In [1]: segments = eeg[indices,:8]
In [2]: segments.shape
Out[2]: (80, 210, 8)
Grand Averages to Show P300 Waves¶
Typically, segments are averaged to minimize the effect of variations across multiple stimuli and, hopefully, to emphasize the parts of the signal that are common to the stimuli. Let’s average all of the target segments and all of the nontarget segments for the P4 channel (index 5), and plot two resulting mean segments.
In [1]: segments[targetSegments,:,5].shape
Out[1]: (20, 210)
In [2]: targetMean = np.mean(segments[targetSegments,:,5],axis=0)
In [3]: nontargetMean = np.mean(segments[targetSegments==False,:,5],axis=0)
In [4]: plt.clf();
In [5]: xs = np.arange(len(targetMean)) / 256.0 * 1000 # milliseconds
In [6]: plt.plot(xs, np.vstack((targetMean,nontargetMean)).T);
In [7]: plt.legend(('Target','Nontarget'));
In [8]: plt.axis('tight');
In [9]: plt.xlabel('Milliseconds After Stimulus');
In [10]: plt.ylabel('Mean Voltage ($\mu$ V)');
Remember that the target mean is over 20 segments, while the nontarget mean is over 60 segments.
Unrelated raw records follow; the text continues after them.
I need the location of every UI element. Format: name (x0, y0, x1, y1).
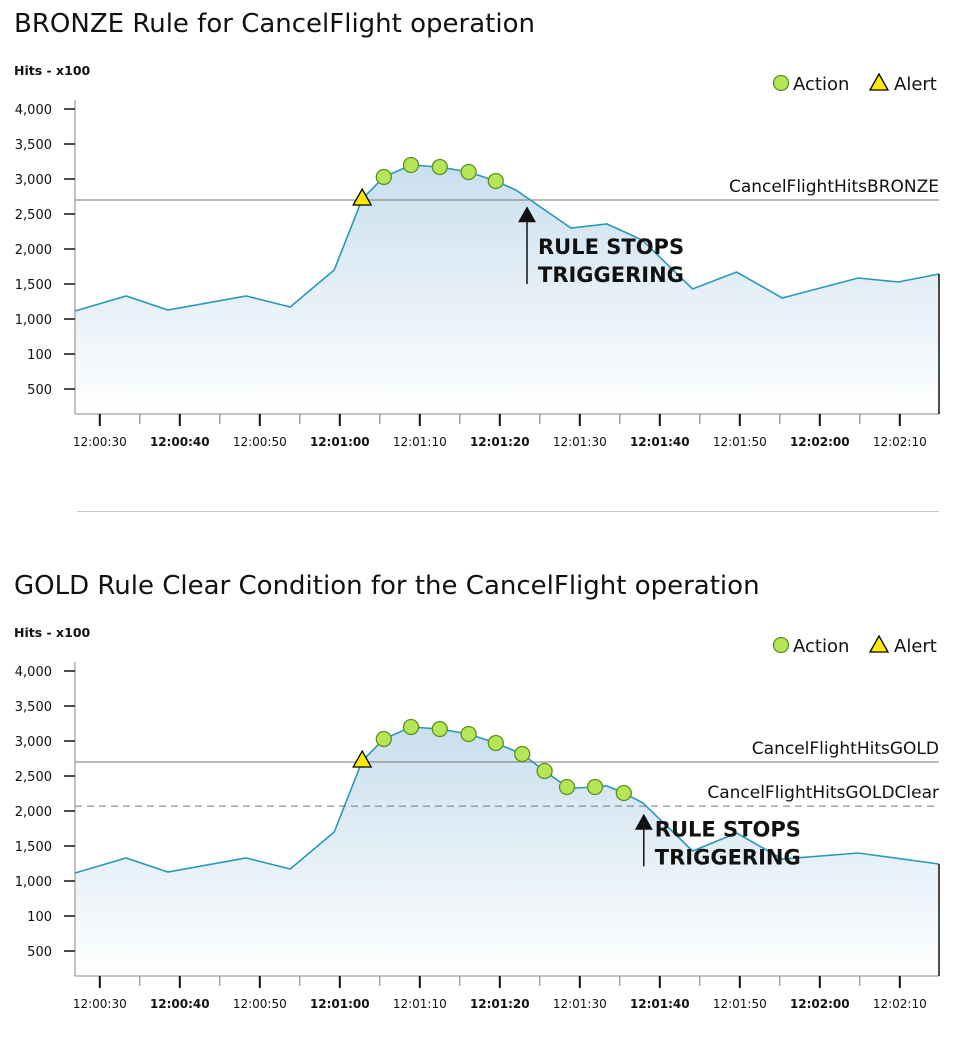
action-marker-circle-icon (558, 778, 576, 796)
series-area (75, 727, 939, 976)
legend-alert-triangle-icon (868, 634, 890, 653)
chart-title: BRONZE Rule for CancelFlight operation (14, 9, 535, 39)
x-tick-label: 12:00:40 (150, 997, 210, 1011)
action-marker-circle-icon (615, 784, 632, 802)
chart-divider (77, 511, 939, 512)
bronze-rule-chart: BRONZE Rule for CancelFlight operation Hi… (14, 9, 940, 449)
alert-marker-triangle-icon (352, 187, 373, 206)
action-marker-circle-icon (586, 778, 604, 796)
action-marker-circle-icon (375, 730, 392, 748)
y-tick-label: 3,500 (15, 138, 52, 153)
y-tick-label: 100 (27, 910, 52, 925)
action-marker-circle-icon (402, 156, 420, 174)
y-axis-label: Hits - x100 (14, 63, 91, 78)
x-tick-label: 12:01:00 (310, 435, 370, 449)
action-marker-circle-icon (460, 163, 477, 181)
y-tick-label: 3,000 (15, 173, 52, 188)
y-tick-label: 2,500 (15, 770, 52, 785)
x-tick-label: 12:01:20 (470, 435, 530, 449)
y-tick-label: 1,000 (15, 313, 52, 328)
x-tick-label: 12:01:50 (713, 435, 767, 449)
x-tick-label: 12:02:10 (873, 997, 927, 1011)
x-tick-label: 12:00:40 (150, 435, 210, 449)
x-tick-label: 12:01:50 (713, 997, 767, 1011)
x-tick-label: 12:01:40 (630, 435, 690, 449)
x-tick-label: 12:01:20 (470, 997, 530, 1011)
x-tick-label: 12:01:00 (310, 997, 370, 1011)
y-tick-label: 2,500 (15, 208, 52, 223)
legend-action-circle-icon (772, 74, 790, 92)
x-tick-label: 12:01:10 (393, 997, 447, 1011)
annotation-arrow-up-icon (518, 206, 536, 223)
alert-marker-triangle-icon (352, 749, 373, 768)
y-tick-label: 1,000 (15, 875, 52, 890)
threshold-label: CancelFlightHitsGOLDClear (707, 783, 939, 803)
x-tick-label: 12:00:50 (233, 997, 287, 1011)
x-tick-label: 12:02:00 (790, 435, 850, 449)
y-tick-label: 2,000 (15, 805, 52, 820)
action-marker-circle-icon (514, 745, 531, 763)
x-tick-label: 12:02:00 (790, 997, 850, 1011)
y-tick-label: 3,000 (15, 735, 52, 750)
x-tick-label: 12:00:30 (73, 435, 127, 449)
chart-title: GOLD Rule Clear Condition for the Cancel… (14, 571, 760, 601)
y-tick-label: 3,500 (15, 700, 52, 715)
x-tick-label: 12:00:30 (73, 997, 127, 1011)
legend-action-circle-icon (772, 636, 790, 654)
y-tick-label: 500 (27, 945, 52, 960)
threshold-label: CancelFlightHitsGOLD (752, 739, 939, 759)
action-marker-circle-icon (460, 725, 477, 743)
series-line (74, 164, 940, 312)
action-marker-circle-icon (375, 168, 392, 186)
y-tick-label: 1,500 (15, 840, 52, 855)
annotation-text: RULE STOPS (655, 817, 801, 841)
legend-alert-triangle-icon (868, 72, 890, 91)
action-marker-circle-icon (536, 762, 553, 780)
legend-alert-label: Alert (894, 636, 937, 657)
action-marker-circle-icon (402, 718, 420, 736)
y-tick-label: 4,000 (15, 103, 52, 118)
y-tick-label: 4,000 (15, 665, 52, 680)
annotation-text: TRIGGERING (655, 845, 801, 869)
action-marker-circle-icon (487, 734, 504, 752)
y-tick-label: 1,500 (15, 278, 52, 293)
x-tick-label: 12:02:10 (873, 435, 927, 449)
y-tick-label: 2,000 (15, 243, 52, 258)
x-tick-label: 12:01:30 (553, 997, 607, 1011)
legend-action-label: Action (793, 636, 849, 657)
threshold-label: CancelFlightHitsBRONZE (729, 177, 939, 197)
y-tick-label: 500 (27, 383, 52, 398)
x-tick-label: 12:01:10 (393, 435, 447, 449)
gold-rule-clear-chart: GOLD Rule Clear Condition for the Cancel… (14, 571, 940, 1011)
annotation-arrow-up-icon (634, 813, 653, 830)
x-tick-label: 12:00:50 (233, 435, 287, 449)
annotation-text: RULE STOPS (538, 235, 684, 259)
legend-alert-label: Alert (894, 74, 937, 95)
action-marker-circle-icon (431, 158, 448, 176)
x-tick-label: 12:01:30 (553, 435, 607, 449)
x-tick-label: 12:01:40 (630, 997, 690, 1011)
y-axis-label: Hits - x100 (14, 625, 91, 640)
y-tick-label: 100 (27, 348, 52, 363)
series-area (75, 165, 939, 414)
action-marker-circle-icon (431, 720, 448, 738)
legend-action-label: Action (793, 74, 849, 95)
annotation-text: TRIGGERING (538, 263, 684, 287)
action-marker-circle-icon (487, 172, 504, 190)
If we balance these numbers by randomly selecting 20 nontarget segments, the means look like
In [1]: targetMean = np.mean(segments[targetSegments,:,5],axis=0)
In [2]: nontargetSegments = segments[targetSegments==False,:,5]
In [3]: selectThese = np.random.permutation(range(nontargetSegments.shape[0]))[:20]
In [4]: nontargetMean = np.mean(nontargetSegments[selectThese,:],axis=0)
In [5]: plt.clf();
In [6]: plt.plot(xs, np.vstack((targetMean,nontargetMean)).T);
In [7]: plt.legend(('Target','Nontarget'));
In [8]: plt.axis('tight');
In [9]: plt.xlabel('Milliseconds After Stimulus');
In [10]: plt.ylabel('Mean Voltage ($\mu$ V)');
Running the above code again, with a different random selection of nontarget trials, results in a different nontarget mean.